Certainly the greatest thing about reading a book with others as opposed to yourself is the discussions that can ensue. I have really enjoyed getting to hear other people’s perspectives on the story, and to see how each reading of the book is influenced by personal experience. Some of us in the class comprehend working in the service industry, others understand the expectations placed on adults in society. I find that this time around I am also fascinated by the relationship in the story. In a strange way, it is a love story as much as it is anything else. The narrator’s life may have continued on in the same way, until he meets Marla and she shakes up his routine. He even states at one point in Chapter 28 “I know why Tyler had occurred. Tyler loved Marla. From the first night I met her, Tyler or some part of me had needed a way to be with Marla.” Of course, what does that say about a man who has become so emasculated that he needs to birth a separate personality in order to be able to pursue a relationship…
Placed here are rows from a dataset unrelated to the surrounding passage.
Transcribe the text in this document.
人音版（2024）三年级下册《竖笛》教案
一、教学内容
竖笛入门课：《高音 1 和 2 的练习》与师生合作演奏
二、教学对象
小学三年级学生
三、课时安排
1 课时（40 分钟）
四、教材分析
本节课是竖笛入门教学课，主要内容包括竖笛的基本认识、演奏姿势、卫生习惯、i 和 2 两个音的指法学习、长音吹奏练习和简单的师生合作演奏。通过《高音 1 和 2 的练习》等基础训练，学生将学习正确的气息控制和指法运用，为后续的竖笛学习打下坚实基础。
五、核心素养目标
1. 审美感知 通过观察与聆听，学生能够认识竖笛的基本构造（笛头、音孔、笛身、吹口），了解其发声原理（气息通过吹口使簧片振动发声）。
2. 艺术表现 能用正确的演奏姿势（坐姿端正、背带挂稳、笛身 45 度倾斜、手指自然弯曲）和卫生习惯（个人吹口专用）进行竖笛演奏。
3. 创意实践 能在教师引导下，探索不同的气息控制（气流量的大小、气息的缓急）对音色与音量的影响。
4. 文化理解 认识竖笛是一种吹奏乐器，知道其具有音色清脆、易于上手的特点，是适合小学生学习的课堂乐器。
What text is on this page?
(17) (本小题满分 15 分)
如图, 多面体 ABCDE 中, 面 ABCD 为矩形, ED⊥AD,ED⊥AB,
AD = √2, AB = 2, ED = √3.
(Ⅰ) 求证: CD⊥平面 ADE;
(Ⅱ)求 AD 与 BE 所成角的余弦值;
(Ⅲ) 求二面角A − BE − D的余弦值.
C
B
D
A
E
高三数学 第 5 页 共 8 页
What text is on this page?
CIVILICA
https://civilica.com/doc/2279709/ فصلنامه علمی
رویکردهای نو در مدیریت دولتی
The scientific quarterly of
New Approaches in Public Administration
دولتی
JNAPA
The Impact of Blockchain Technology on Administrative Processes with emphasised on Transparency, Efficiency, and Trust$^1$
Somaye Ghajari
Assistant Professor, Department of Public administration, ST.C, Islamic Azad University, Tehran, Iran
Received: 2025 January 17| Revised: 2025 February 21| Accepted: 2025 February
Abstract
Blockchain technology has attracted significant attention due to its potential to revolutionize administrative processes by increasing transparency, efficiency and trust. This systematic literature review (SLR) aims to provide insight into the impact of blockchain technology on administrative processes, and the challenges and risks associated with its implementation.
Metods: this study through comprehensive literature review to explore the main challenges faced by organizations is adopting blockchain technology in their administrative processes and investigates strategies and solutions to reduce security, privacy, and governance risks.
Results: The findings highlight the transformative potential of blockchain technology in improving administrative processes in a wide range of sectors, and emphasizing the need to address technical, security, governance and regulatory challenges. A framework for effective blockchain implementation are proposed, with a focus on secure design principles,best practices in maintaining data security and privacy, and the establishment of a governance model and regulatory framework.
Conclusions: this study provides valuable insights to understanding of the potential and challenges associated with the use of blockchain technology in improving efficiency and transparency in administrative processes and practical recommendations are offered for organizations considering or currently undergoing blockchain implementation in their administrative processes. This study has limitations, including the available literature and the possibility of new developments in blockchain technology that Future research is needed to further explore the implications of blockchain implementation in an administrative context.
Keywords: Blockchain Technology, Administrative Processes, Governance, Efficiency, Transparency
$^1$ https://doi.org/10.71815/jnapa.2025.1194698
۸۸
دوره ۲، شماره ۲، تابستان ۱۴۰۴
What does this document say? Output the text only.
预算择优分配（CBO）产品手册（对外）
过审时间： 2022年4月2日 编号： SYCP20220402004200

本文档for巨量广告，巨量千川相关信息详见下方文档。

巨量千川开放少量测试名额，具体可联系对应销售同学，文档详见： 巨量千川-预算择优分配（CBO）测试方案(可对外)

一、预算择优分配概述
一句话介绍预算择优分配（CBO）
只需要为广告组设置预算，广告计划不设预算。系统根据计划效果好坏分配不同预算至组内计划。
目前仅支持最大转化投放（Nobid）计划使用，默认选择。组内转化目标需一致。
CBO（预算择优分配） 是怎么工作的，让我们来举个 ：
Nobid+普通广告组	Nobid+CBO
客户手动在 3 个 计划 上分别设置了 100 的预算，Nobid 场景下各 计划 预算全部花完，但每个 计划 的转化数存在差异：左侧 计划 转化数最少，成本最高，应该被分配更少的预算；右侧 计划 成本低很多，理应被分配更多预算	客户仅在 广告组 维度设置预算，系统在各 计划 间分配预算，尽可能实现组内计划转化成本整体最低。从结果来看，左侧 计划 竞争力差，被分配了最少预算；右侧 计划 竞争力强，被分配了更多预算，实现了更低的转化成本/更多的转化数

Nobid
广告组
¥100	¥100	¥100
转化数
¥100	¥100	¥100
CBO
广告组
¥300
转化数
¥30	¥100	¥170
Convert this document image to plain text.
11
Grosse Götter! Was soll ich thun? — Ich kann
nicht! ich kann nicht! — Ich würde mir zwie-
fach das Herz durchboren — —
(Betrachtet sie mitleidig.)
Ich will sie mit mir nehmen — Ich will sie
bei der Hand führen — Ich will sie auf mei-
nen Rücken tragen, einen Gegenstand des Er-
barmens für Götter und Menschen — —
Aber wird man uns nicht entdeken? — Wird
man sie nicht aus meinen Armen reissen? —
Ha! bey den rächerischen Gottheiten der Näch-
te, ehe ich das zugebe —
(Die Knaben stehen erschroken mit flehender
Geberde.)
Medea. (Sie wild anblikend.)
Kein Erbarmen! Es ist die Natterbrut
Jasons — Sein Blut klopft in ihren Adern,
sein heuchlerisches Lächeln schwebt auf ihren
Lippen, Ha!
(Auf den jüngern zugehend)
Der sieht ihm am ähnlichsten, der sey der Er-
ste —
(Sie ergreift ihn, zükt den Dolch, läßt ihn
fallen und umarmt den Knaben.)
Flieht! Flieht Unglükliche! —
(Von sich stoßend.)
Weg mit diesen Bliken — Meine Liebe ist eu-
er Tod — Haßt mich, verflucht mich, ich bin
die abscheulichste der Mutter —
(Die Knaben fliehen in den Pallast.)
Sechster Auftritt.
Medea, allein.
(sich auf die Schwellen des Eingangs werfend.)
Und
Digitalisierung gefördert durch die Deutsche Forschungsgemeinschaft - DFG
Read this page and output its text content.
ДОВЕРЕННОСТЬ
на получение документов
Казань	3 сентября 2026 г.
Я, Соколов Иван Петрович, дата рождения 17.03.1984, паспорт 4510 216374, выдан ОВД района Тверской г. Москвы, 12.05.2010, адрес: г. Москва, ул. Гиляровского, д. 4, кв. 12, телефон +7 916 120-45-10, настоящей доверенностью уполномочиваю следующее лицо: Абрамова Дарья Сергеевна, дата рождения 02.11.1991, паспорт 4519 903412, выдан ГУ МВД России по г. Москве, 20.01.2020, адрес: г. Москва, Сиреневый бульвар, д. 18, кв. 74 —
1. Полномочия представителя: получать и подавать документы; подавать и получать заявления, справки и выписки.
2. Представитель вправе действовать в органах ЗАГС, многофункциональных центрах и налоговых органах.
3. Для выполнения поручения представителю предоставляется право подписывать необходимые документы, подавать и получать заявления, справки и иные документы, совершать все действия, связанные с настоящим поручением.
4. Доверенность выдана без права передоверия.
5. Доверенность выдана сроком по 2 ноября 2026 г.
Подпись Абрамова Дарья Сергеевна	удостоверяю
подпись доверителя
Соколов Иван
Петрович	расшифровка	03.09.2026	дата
Obviously between my original reading and this one I have seen the movie many times, and some details of the movie had overtaken the book. I remembered that the ending in the book was different, but my memory was fuzzy as to exactly how it was different. Although I think the book ending fits a bit better, I did like the movie ending just for the emphasis on Tyler’s vision of the two of them becoming an Adam and Eve for the new society, the two of them alone atop a building surveying the ruination of our culture.
I think that no matter how many times you read a novel, it is always going to be different. Because so much of a book is based on a symbiotic relationship between author and reader, a book will change along with its reader. And as Heraclitus said, ‘No man ever steps in the same river twice.’ We as readers are in constant flux and our perspective is eternally changing, altering the novel along with ourselves.